It’s not all about bass, ed è davvero tutto qui.
“Man Vs. Sofa”, il secondo frutto della collaborazione tra Sherwood e Pinch, due che di bass music (più il primo) e di dubstep (più il secondo) hanno mani e vestiti luridi, mette un punto definitivo su un genere – il dubstep, appunto – da tutti in continuazione dato per finito, spacciato, morente.
Ora, affermare che il genere negli anni si sia ammalato e magari non goda proprio sempre di ottima salute è ammissibile, del resto agenti esterni che l’hanno piano piano infettato e scalfito ne abbiamo visti a iosa. Vero anche che questo suono nato a Croydon dalle ceneri del UK garage poco ha fatto negli anni per difendersi: ammaliato dal brostep, invasato dal wooble di Skrillex e prostituitosi nella prima EDM (però “Crush On You” l’abbiamo ballata tutti), ha ansimato e faticato anche perché, di contro, chi ne ha mantenuto la purezza estrema ha fatto al contrario poco per evolversi restando prefissato in schemi forse troppi autoritari.

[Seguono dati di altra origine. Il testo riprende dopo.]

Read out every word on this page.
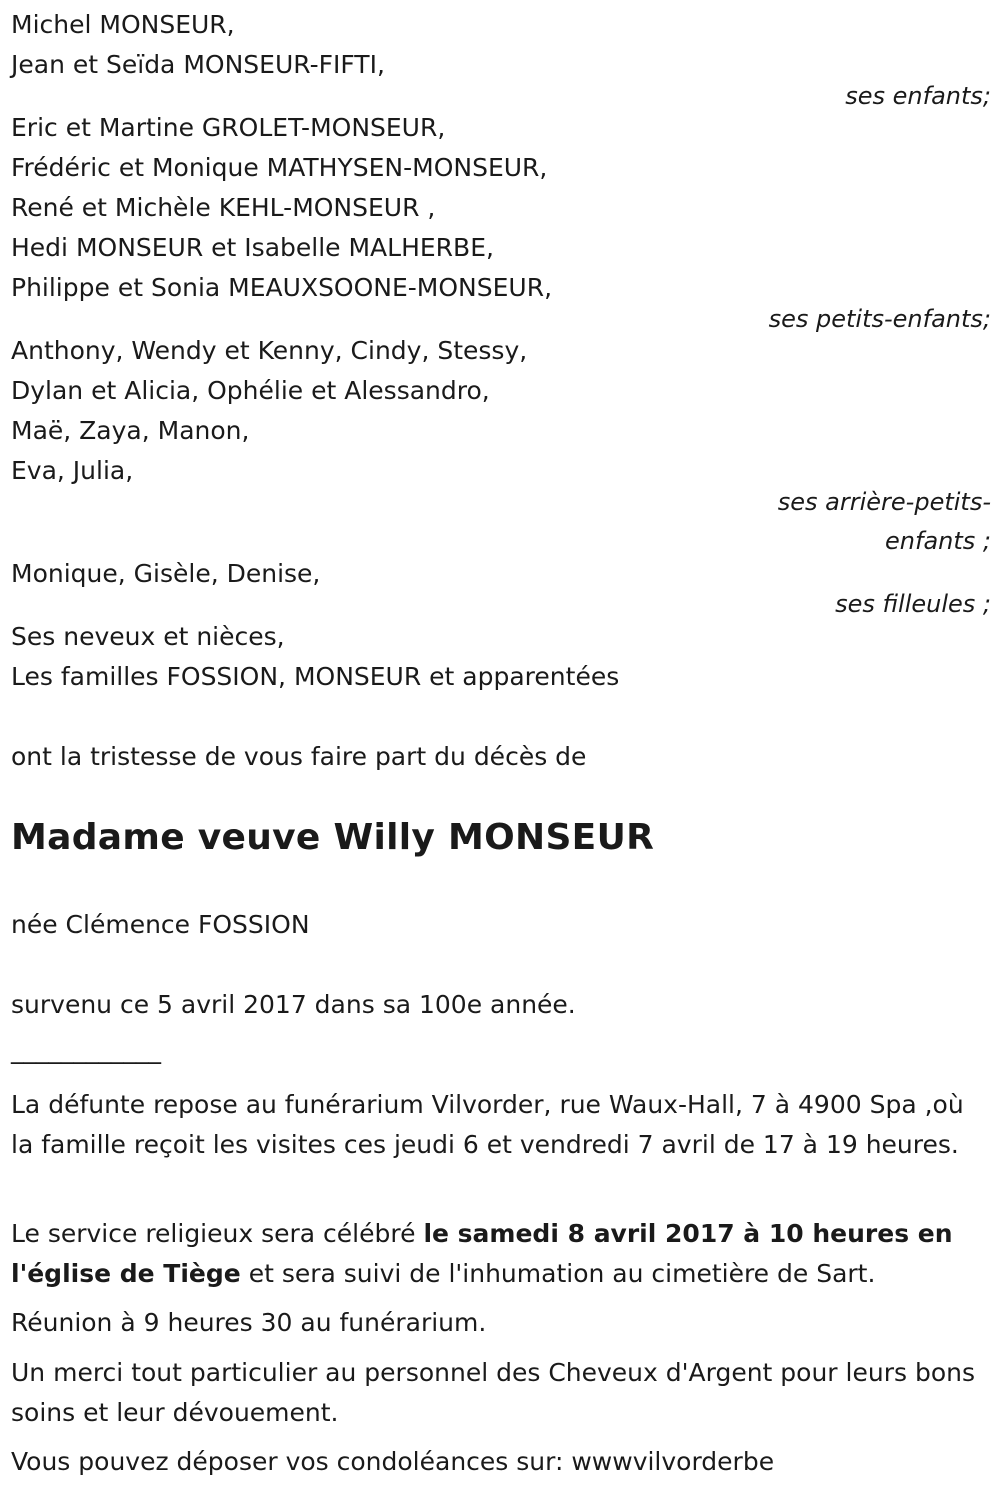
Michel MONSEUR,
Jean et Seïda MONSEUR-FIFTI,
ses enfants;
Eric et Martine GROLET-MONSEUR,
Frédéric et Monique MATHYSEN-MONSEUR,
René et Michèle KEHL-MONSEUR ,
Hedi MONSEUR et Isabelle MALHERBE,
Philippe et Sonia MEAUXSOONE-MONSEUR,
ses petits-enfants;
Anthony, Wendy et Kenny, Cindy, Stessy,
Dylan et Alicia, Ophélie et Alessandro,
Maë, Zaya, Manon,
Eva, Julia,
ses arrière-petits-
enfants ;
Monique, Gisèle, Denise,
ses filleules ;
Ses neveux et nièces,
Les familles FOSSION, MONSEUR et apparentées
ont la tristesse de vous faire part du décès de
Madame veuve Willy MONSEUR
née Clémence FOSSION
survenu ce 5 avril 2017 dans sa 100e année.
____________
La défunte repose au funérarium Vilvorder, rue Waux-Hall, 7 à 4900 Spa ,où la famille reçoit les visites ces jeudi 6 et vendredi 7 avril de 17 à 19 heures.
Le service religieux sera célébré le samedi 8 avril 2017 à 10 heures en l'église de Tiège et sera suivi de l'inhumation au cimetière de Sart.
Réunion à 9 heures 30 au funérarium.
Un merci tout particulier au personnel des Cheveux d'Argent pour leurs bons soins et leur dévouement.
Vous pouvez déposer vos condoléances sur: wwwvilvorderbe
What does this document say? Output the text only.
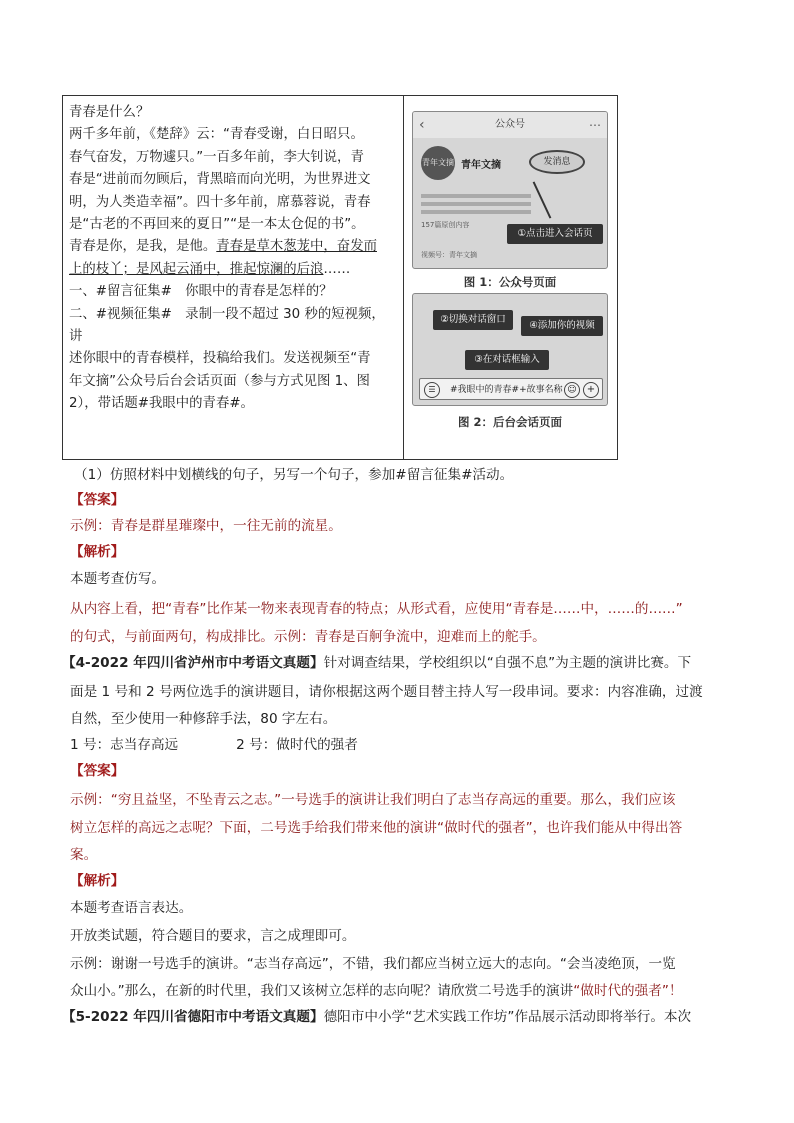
青春是什么？

两千多年前，《楚辞》云：“青春受谢，白日昭只。

春气奋发，万物遽只。”一百多年前，李大钊说，青

春是“进前而勿顾后，背黑暗而向光明，为世界进文

明，为人类造幸福”。四十多年前，席慕蓉说，青春

是“古老的不再回来的夏日”“是一本太仓促的书”。

青春是你，是我，是他。青春是草木葱茏中，奋发而

上的枝丫；是风起云涌中，推起惊澜的后浪……

一、#留言征集#　你眼中的青春是怎样的？

二、#视频征集#　录制一段不超过 30 秒的短视频，讲

述你眼中的青春模样，投稿给我们。发送视频至“青

年文摘”公众号后台会话页面（参与方式见图 1、图

2），带话题#我眼中的青春#。

‹	公众号	⋯
青年文摘 青年文摘	发消息
157篇原创内容
①点击进入会话页
视频号：青年文摘
图 1：公众号页面
②切换对话窗口
④添加你的视频
③在对话框输入
☰	#我眼中的青春#+故事名称 ☺	+
图 2：后台会话页面
（1）仿照材料中划横线的句子，另写一个句子，参加#留言征集#活动。
【答案】
示例：青春是群星璀璨中，一往无前的流星。
【解析】
本题考查仿写。
从内容上看，把“青春”比作某一物来表现青春的特点；从形式看，应使用“青春是……中，……的……”
的句式，与前面两句，构成排比。示例：青春是百舸争流中，迎难而上的舵手。
【4-2022 年四川省泸州市中考语文真题】针对调查结果，学校组织以“自强不息”为主题的演讲比赛。下
面是 1 号和 2 号两位选手的演讲题目，请你根据这两个题目替主持人写一段串词。要求：内容准确，过渡
自然，至少使用一种修辞手法，80 字左右。
1 号：志当存高远	2 号：做时代的强者
【答案】
示例：“穷且益坚，不坠青云之志。”一号选手的演讲让我们明白了志当存高远的重要。那么，我们应该
树立怎样的高远之志呢？下面，二号选手给我们带来他的演讲“做时代的强者”，也许我们能从中得出答
案。
【解析】
本题考查语言表达。
开放类试题，符合题目的要求，言之成理即可。
示例：谢谢一号选手的演讲。“志当存高远”，不错，我们都应当树立远大的志向。“会当凌绝顶，一览
众山小。”那么，在新的时代里，我们又该树立怎样的志向呢？请欣赏二号选手的演讲“做时代的强者”！
【5-2022 年四川省德阳市中考语文真题】德阳市中小学“艺术实践工作坊”作品展示活动即将举行。本次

A tutto questo non ha certo contribuito il primo lavoro di questo duo che oggi torna sulla cresta dell’onda: “Late Night Endless” non ci aveva emozionato molto va detto, un disco carino, bello ma con il solito senso di claustrofobia nera tipico di questa musica che non alzava mai il livello della competizione. Quando è successo, quando si è osato uscire dagli schemi evitando “porcellosità” da arena Ultra Festival abbiamo goduto di dischi sublimi al limite della perfezione: “Nocturnal Sunshine”, “Mala in Cuba” e il successivo sempre di Mala sono i primi tre che ci vengono in mente dell’ultimo periodo quello post-hype del genere.
Inconsciamente o meno crediamo sia questo il ragionamento che abbia portato Sherwood e Pinch a produrre questo nuovo lavoro; inutile dire che a due anni di distanza dall’esordio, con “Man Vs. Sofa” cambia tutto, sebbene questo breve album rimanga fortemente ancorato a spazi neri, notturni mantenendo comunque un suono abbastanza sporco soprattutto nel suo intercalare ritmico, le trovate con cui poi viene imbastito il tutto ci fanno impazzire.
Pinch, memore forse del primo incredibile disco degli Author prodotto dalla sua Tectonic, aggiunge ariosità fatte di pianoforti e altre morbidezze che coprono l’inferno ritmico che si scatena sotto: 2-step certo, i soliti ritmi sincopati ovvio, ma anche tanto tanto altro: “Itchy Face” ad esempio sotto l’abbraccio del piano alla GoGo Penguin nasconde le devastazioni tanto care sia a Not Waving che ad Arca, stessa cosa a grandi linee per “Charger,” o per la title-track.
Non mancano certo gli assalti incontrollati fatti di cassa e rullante tra il footwork più puro e l’Ital Tek escapista di “Control” o “Hyper Real”, tra questi folletto ruspante sbuca fuori anche un Lee Scratch Perry sempre importante e divertente.
Due parole a parte ci sentiamo di spenderle infine anche per il prezioso tributo dedicato a Ryuichi Sakamoto in “Merry Christmas Mr. Lawrence” (già “Forbidden Colours”) destrutturata, distorta e poi ripresa per renderla bellissima, oltre che per “Unlearn” e “Gun Lawz”: la prima è un pezzo con cassa in quattro e snare apertissimi su cui viene piazzato un wooble bass che riesce nel compito non facile di non risultare una “maialata à la mode”, mentre la conclusiva “Gun Lawz” è violenza e rabbia concentrata in tre minuti e mezzo con vocale e liriche affilatissime.
Ci hanno detto e abbiamo sentito dire che il dubstep è morto o era moribondo, in alcuni momenti si è pensato che non ne valesse più la pena e in tanti hanno preso altre strade, benissimo, Sherwood e Pinch a questo proposito battono due colpi forti, fragorosi, distinti e assordanti a dire che in fin dei conti con una piccola operazione di restyling o lifting, non relegando il tutto a una questione puramente di basso, non è proprio così.